Environmental assessment of proposed N.S. gold mine paused as feds seek more info
Atlantic Gold's environmental impact statement did not meet requirements, federal agency says
The federal agency responsible for conducting environmental assessments has paused its work on a proposed Nova Scotia gold mine, saying Atlantic Gold's environmental impact statement for the Fifteen Mile Stream project does not meet the requirements.
The Impact Assessment Agency of Canada (IAAC) notified Atlantic Mining NS Corp. — a subsidiary of Atlantic Gold — on Monday that the company must submit a revised environmental impact statement before the assessment process can resume.
Atlantic Gold wants to develop a 280-hectare open-pit gold mine about 30 kilometres north of Sheet Harbour, N.S. It already runs Touquoy, the province's only currently operating gold mine.
The company was given a 50-page set of guidelines last August for the Fifteen Mile Stream proposal, laying out specifics of what it needed to assess and how, including impacts on everything from air, soil and water to birds, fish and humans.
But the IAAC identified dozens of areas in which Atlantic Mining NS Corp. needs to provide further information.
Those gaps include, but are not limited to:
- How the company has engaged with Mi'kmaw people and incorporated feedback.
- An assessment of the project's human health impact on Mi'kmaw people.
- Detailed plans on how Seloam Brook will be permanently diverted.

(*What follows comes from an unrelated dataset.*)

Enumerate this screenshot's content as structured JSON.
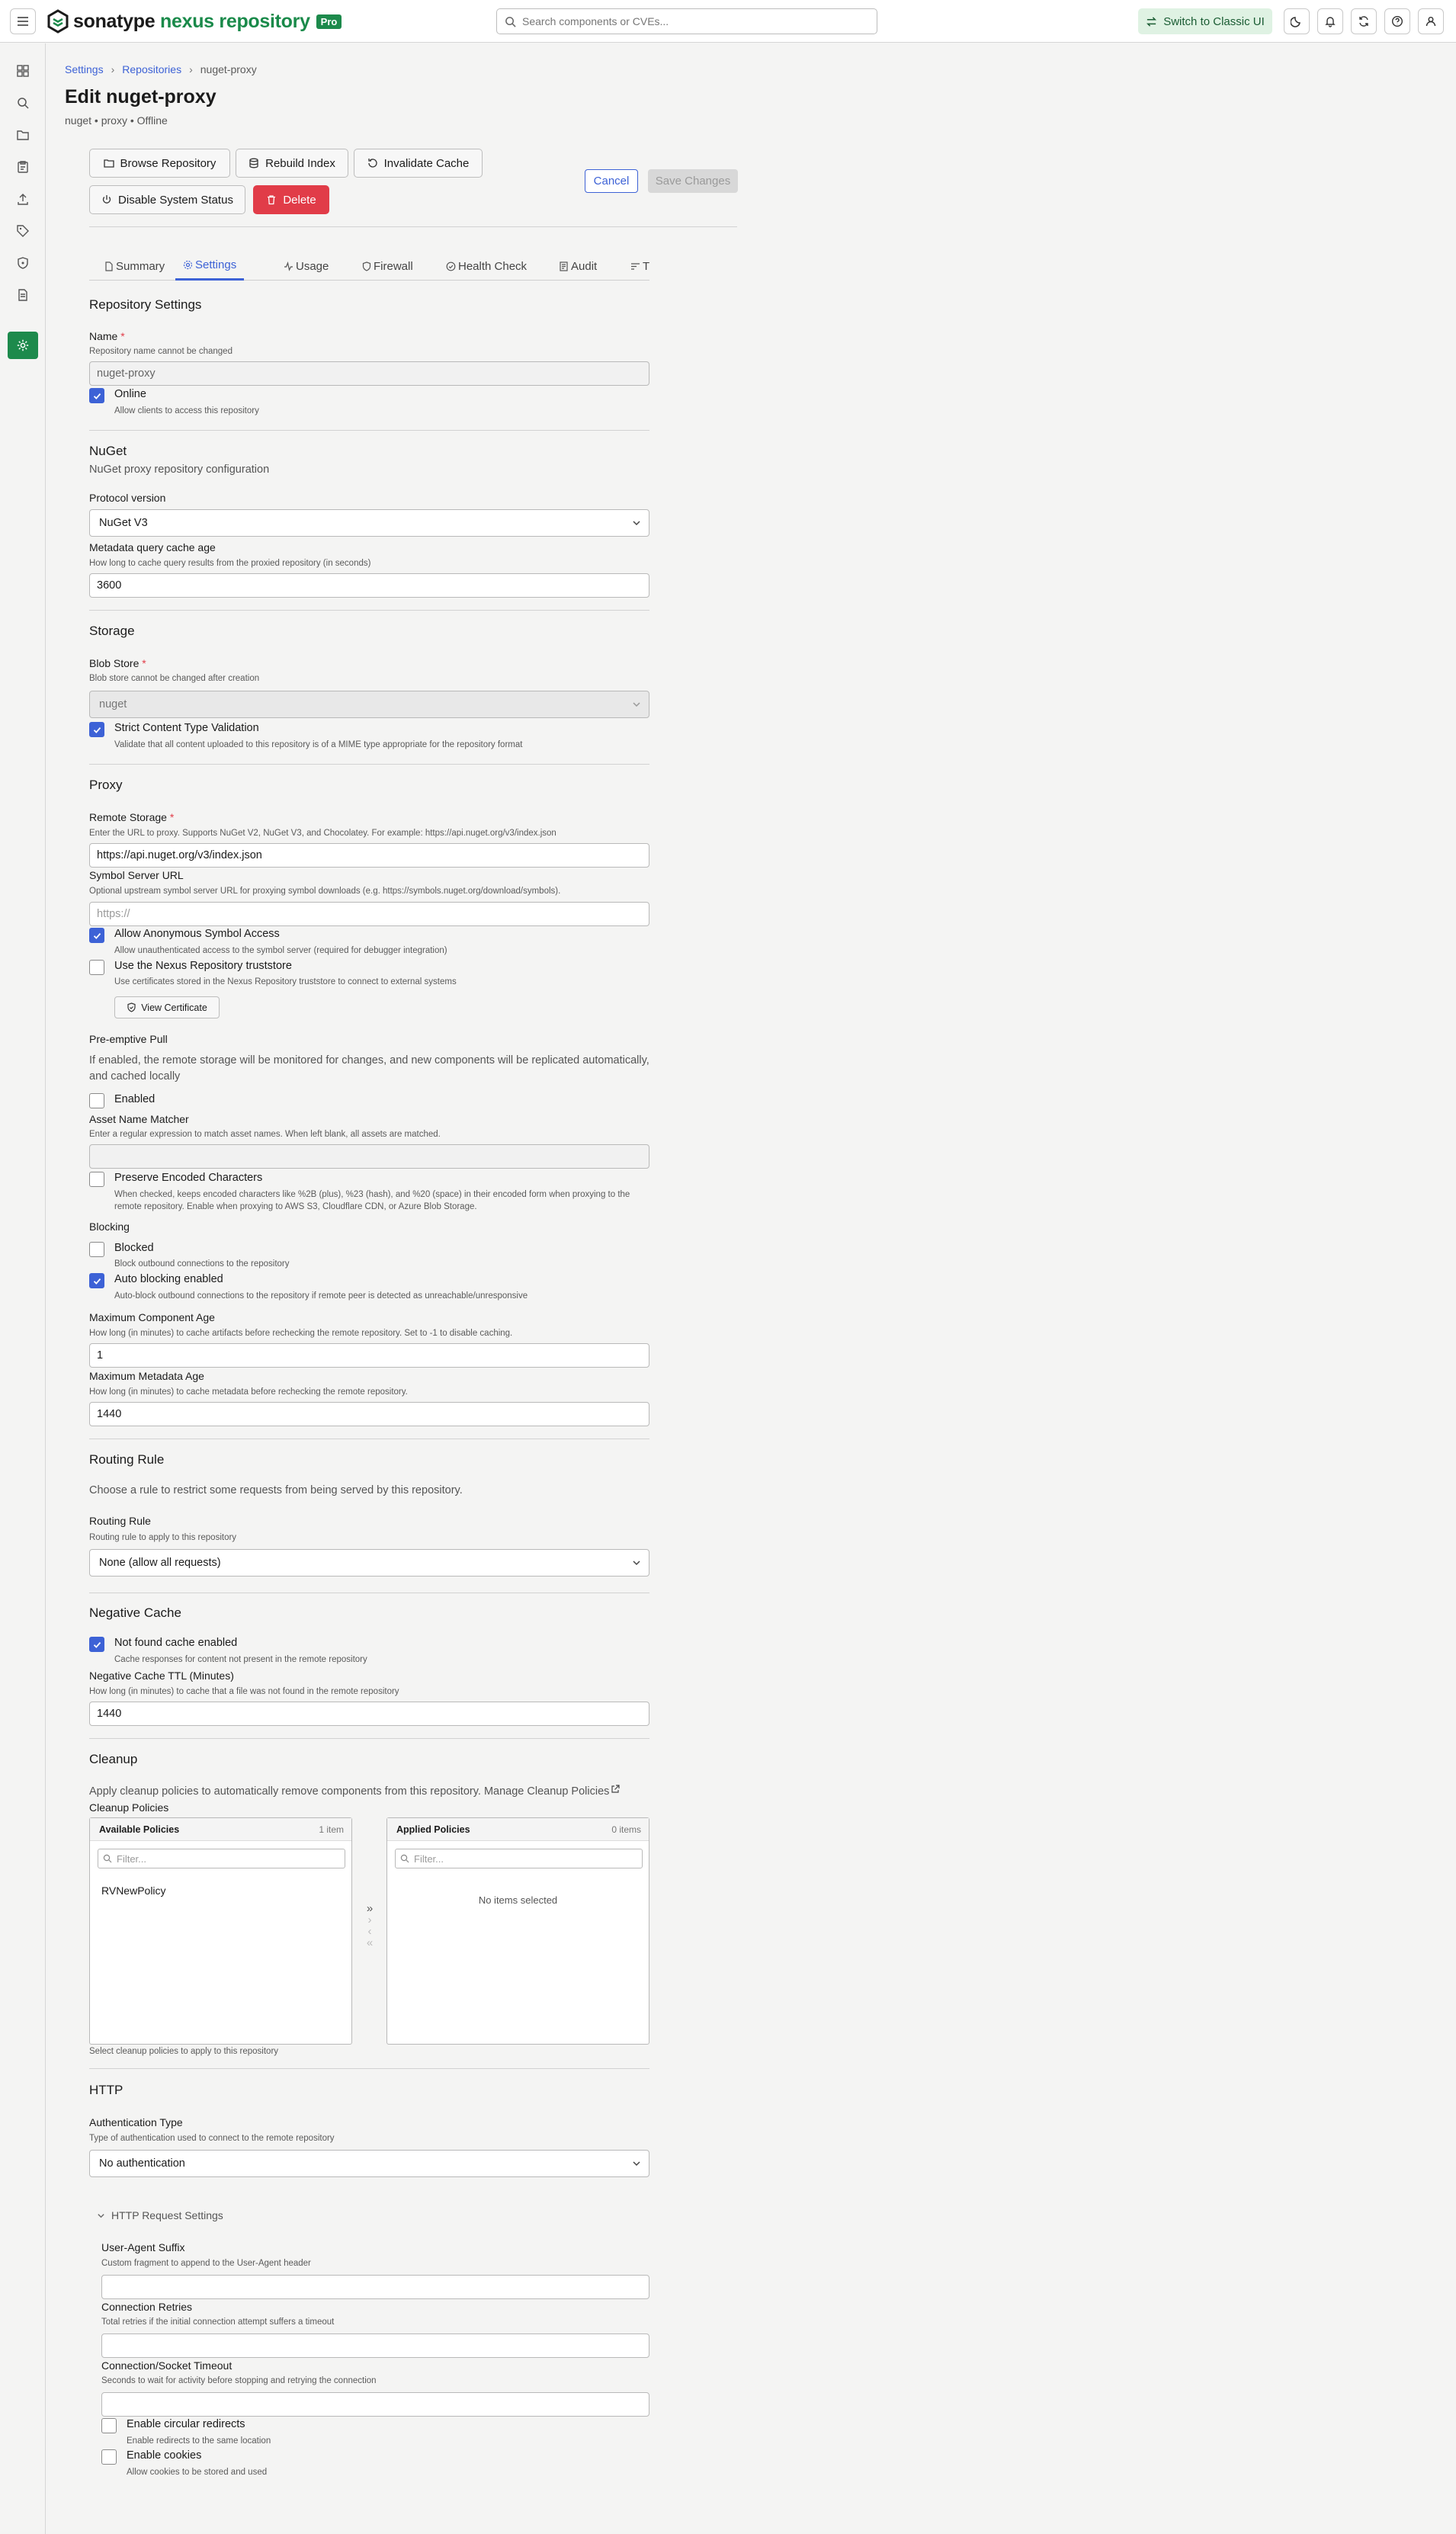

- The effects of ongoing water withdrawal from Seloam Lake on fish and fish habitat.
- How surface water will be collected and monitored.
- How the project could affect the clearness, pH and temperature of nearby bodies of water.

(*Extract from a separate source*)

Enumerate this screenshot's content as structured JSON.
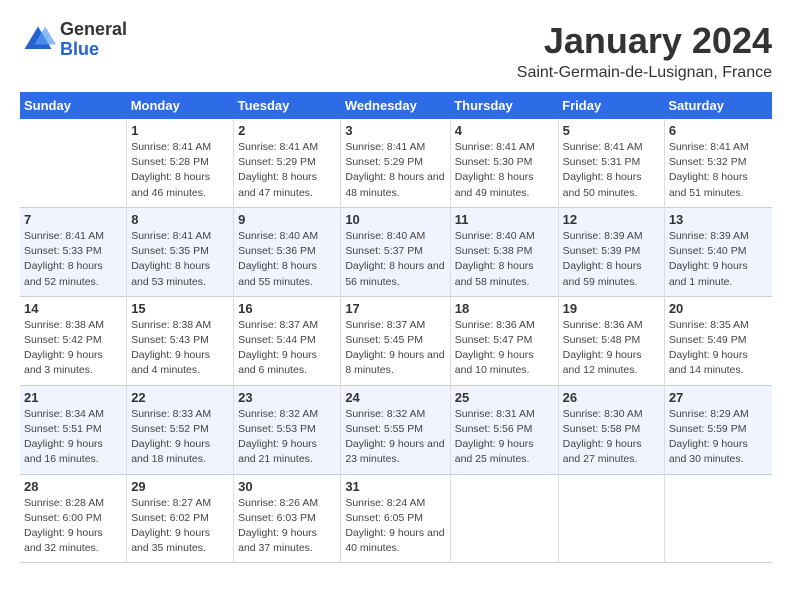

In addition to the list of things the company is required to submit, the IAAC also gave Atlantic Mining NS Corp. some advice as it prepares its updated submission.
While some of the recommendations are noted to be "standard advice," others targeted specific deficiencies in the company's report.

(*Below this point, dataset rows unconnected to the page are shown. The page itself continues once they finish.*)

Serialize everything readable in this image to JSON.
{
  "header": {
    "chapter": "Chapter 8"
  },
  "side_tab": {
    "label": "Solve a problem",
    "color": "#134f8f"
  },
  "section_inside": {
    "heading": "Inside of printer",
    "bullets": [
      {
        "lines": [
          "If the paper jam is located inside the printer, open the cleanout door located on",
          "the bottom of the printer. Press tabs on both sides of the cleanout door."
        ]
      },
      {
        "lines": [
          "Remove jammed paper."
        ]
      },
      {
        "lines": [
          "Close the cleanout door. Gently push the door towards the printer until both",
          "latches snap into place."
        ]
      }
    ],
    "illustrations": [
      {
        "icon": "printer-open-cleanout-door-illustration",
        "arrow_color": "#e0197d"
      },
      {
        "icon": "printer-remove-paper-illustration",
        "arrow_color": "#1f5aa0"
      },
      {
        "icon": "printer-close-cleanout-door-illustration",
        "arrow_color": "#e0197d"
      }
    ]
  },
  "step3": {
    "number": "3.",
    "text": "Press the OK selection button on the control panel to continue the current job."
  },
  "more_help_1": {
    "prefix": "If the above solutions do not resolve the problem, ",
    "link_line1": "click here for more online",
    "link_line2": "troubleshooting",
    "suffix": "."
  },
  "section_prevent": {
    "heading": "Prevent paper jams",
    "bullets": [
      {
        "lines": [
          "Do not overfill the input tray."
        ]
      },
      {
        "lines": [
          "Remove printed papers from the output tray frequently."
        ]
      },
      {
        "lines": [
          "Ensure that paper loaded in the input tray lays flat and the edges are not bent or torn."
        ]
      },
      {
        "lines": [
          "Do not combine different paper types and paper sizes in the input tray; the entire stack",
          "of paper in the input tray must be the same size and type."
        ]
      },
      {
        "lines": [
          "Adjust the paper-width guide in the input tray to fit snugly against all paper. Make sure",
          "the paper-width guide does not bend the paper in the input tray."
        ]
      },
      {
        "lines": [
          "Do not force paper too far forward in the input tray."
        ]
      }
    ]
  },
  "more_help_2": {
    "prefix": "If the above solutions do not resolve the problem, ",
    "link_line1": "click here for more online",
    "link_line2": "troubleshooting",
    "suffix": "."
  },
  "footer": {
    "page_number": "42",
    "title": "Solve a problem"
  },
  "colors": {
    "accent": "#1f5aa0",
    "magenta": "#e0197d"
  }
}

The Department of Fisheries and Oceans said the company's use of a 1980 document from Newfoundland and Labrador to assess the project's impact on fish habitat was "questionable."
Environment and Climate Change Canada drew attention to the company's statement that the tailings management facility is positioned to limit interactions with fish-bearing water bodies to the "maximum practical extent."
"Maximum practical extent" is not an option, the department said, noting that if the tailings management facility is on waters frequented by fish, the company would be required to go through a separate amendment process.
The department also called on the company to provide a discussion on the possibility of metals leaching from waste rock piles.
Atlantic Gold responds
A spokesperson for St Barbara, Atlantic Gold's parent company, said in a statement on Tuesday it's not unusual for project proponents to not meet the guidelines at this stage in the environmental assessment process.
"Non-conformity … should simply be viewed as a request by the agency's subject experts to add additional information," the statement said.
The company said it plans to meet with IAAC staff and provide all the required information shortly afterward.
The proposed mine would be in operation for six years, employing up to 200 people, the company has said.